Je le dis d’emblée, l’avis du Gouvernement est favorable, mais je veux profiter de ce moment pour évoquer le fond de la réforme, ce que je n’ai pas encore fait, ce qui me permettra d’apporter les éclaircissements demandés par M. Desessard.
C’est un fait, nous ne parviendrons pas à un accord avec la commission spéciale. Je crois vraiment qu’elle est trop frileuse sur le sujet.
Ne jouons pas à nous faire peur ! De quoi parlons-nous ? Il n’est question ici que du droit civil. En matière pénale ou prud’homale, il n’y a pas de postulation territoriale. C’est la conséquence logique de la suppression des avoués votée en 2011.
Comment expliquer que, dans une affaire pénale, l’avocat peut aller plaider à l’autre bout de la France, et donc a fortiori dans la cour d’appel voisine, alors qu’en matière familiale, pour divorcer à Annecy si vous vous trouvez à Chambéry, vous devez passer par la postulation ? Cette situation entraîne un coût pour nos concitoyens et conduit à rendre une moins bonne justice. Au regard de l’organisation générale de notre système juridique, elle constitue véritablement un archaïsme inexplicable.
L’évolution que nous proposons risque-t-elle d’emporter une profonde déstabilisation ? Le chiffre d’affaires de la profession d’avocat s’élève à 11 milliards d’euros environ. La postulation représente 50 millions d’euros. Sauf à ce que cette somme soit concentrée dans quelques barreaux que la réforme anéantirait, elle n’est pas significative d’un point de vue macroéconomique.
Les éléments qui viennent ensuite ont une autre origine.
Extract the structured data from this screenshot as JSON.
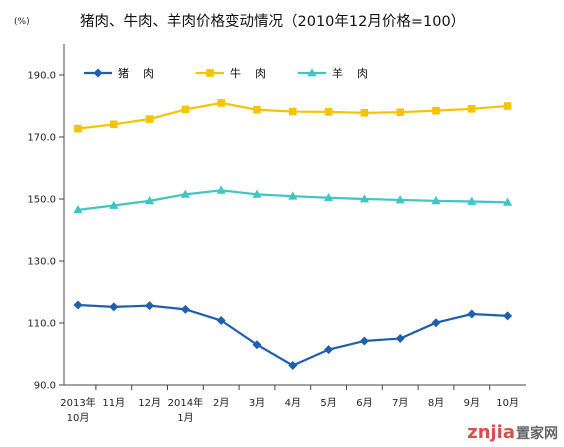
{
  "chart_data": {
    "type": "line",
    "title": "猪肉、牛肉、羊肉价格变动情况（2010年12月价格=100）",
    "unit": "(%)",
    "ylim": [
      90,
      200
    ],
    "yticks": [
      "90.0",
      "110.0",
      "130.0",
      "150.0",
      "170.0",
      "190.0"
    ],
    "ytick_values": [
      90,
      110,
      130,
      150,
      170,
      190
    ],
    "categories": [
      [
        "2013年",
        "10月"
      ],
      [
        "11月"
      ],
      [
        "12月"
      ],
      [
        "2014年",
        "1月"
      ],
      [
        "2月"
      ],
      [
        "3月"
      ],
      [
        "4月"
      ],
      [
        "5月"
      ],
      [
        "6月"
      ],
      [
        "7月"
      ],
      [
        "8月"
      ],
      [
        "9月"
      ],
      [
        "10月"
      ]
    ],
    "legend_position": "top-left",
    "grid": false,
    "series": [
      {
        "name": "猪    肉",
        "color": "#1f5fae",
        "marker": "diamond",
        "values": [
          115.8,
          115.2,
          115.6,
          114.4,
          110.8,
          103.0,
          96.3,
          101.4,
          104.2,
          105.0,
          110.1,
          112.9,
          112.3
        ]
      },
      {
        "name": "牛    肉",
        "color": "#f5c400",
        "marker": "square",
        "values": [
          172.7,
          174.1,
          175.8,
          178.9,
          181.0,
          178.8,
          178.2,
          178.1,
          177.8,
          178.0,
          178.5,
          179.1,
          180.0
        ]
      },
      {
        "name": "羊    肉",
        "color": "#40c4c4",
        "marker": "triangle",
        "values": [
          146.5,
          147.9,
          149.4,
          151.5,
          152.8,
          151.5,
          150.9,
          150.4,
          150.0,
          149.7,
          149.4,
          149.2,
          148.9
        ]
      }
    ]
  },
  "watermark": {
    "logo": "znjia",
    "suffix": "置家网"
  }
}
Il ne s’agit que d’un ajustement, qui ne touche en rien à l’essentiel de la matière de la profession.
J’ai bien entendu les chiffres qu’a cités M. le corapporteur à propos des barreaux d’Alès et de Nîmes, mais sont-ils vraiment la conséquence de l’expérimentation qui a été menée ? Je n’en suis pas certain, et nous n’en avons d’ailleurs pas la preuve. Quelle était la situation avant la réforme ? D’ailleurs, la profession d’avocat n’a jamais pu fournir les chiffres arguant du fait qu’il serait catastrophique de mettre fin à la postulation territoriale.
Cela a été rappelé, nous avons déjà fait un compromis : la postulation n’a pas été supprimée, elle a été élargie au ressort des cours d’appel. Certaines affaires, qui ont été définies, restent du ressort du tribunal de grande instance, même pour ce qui concerne les affaires civiles, et continueront à être plaidées avec la postulation ; on a déjà procédé à des aménagements. On ne saute donc pas dans le grand bain.
Procéder à une expérimentation, alors même que cette réforme est relativement logique, très marginale et qu’elle a déjà fait l’objet d’un compromis, ce n’est pas, selon moi, à la hauteur de l’enjeu qui est le nôtre.
Cela a également été dit, il existe un système d’informatisation des actes. Il est déployé à 80 %, précisément en matière civile. L’automaticité de la postulation sera supprimée, mais, si besoin est, cela n’empêche pas de rencontrer le magistrat, ce qui est possible, concernant la cour d’appel, dans de nombreux territoires, ou de choisir un correspondant ; cette liberté demeure.
Très honnêtement, la réforme est encadrée, aménagée, marginale et va dans le sens de l’histoire. Eu égard à l’ampleur du sujet et à la réforme que nous sommes en train de mettre en place, avançons !
Monsieur le corapporteur, prévoir, dans un an, une expérimentation sur trois ans, cela signifie qu’on ne bougera pas avant 2019.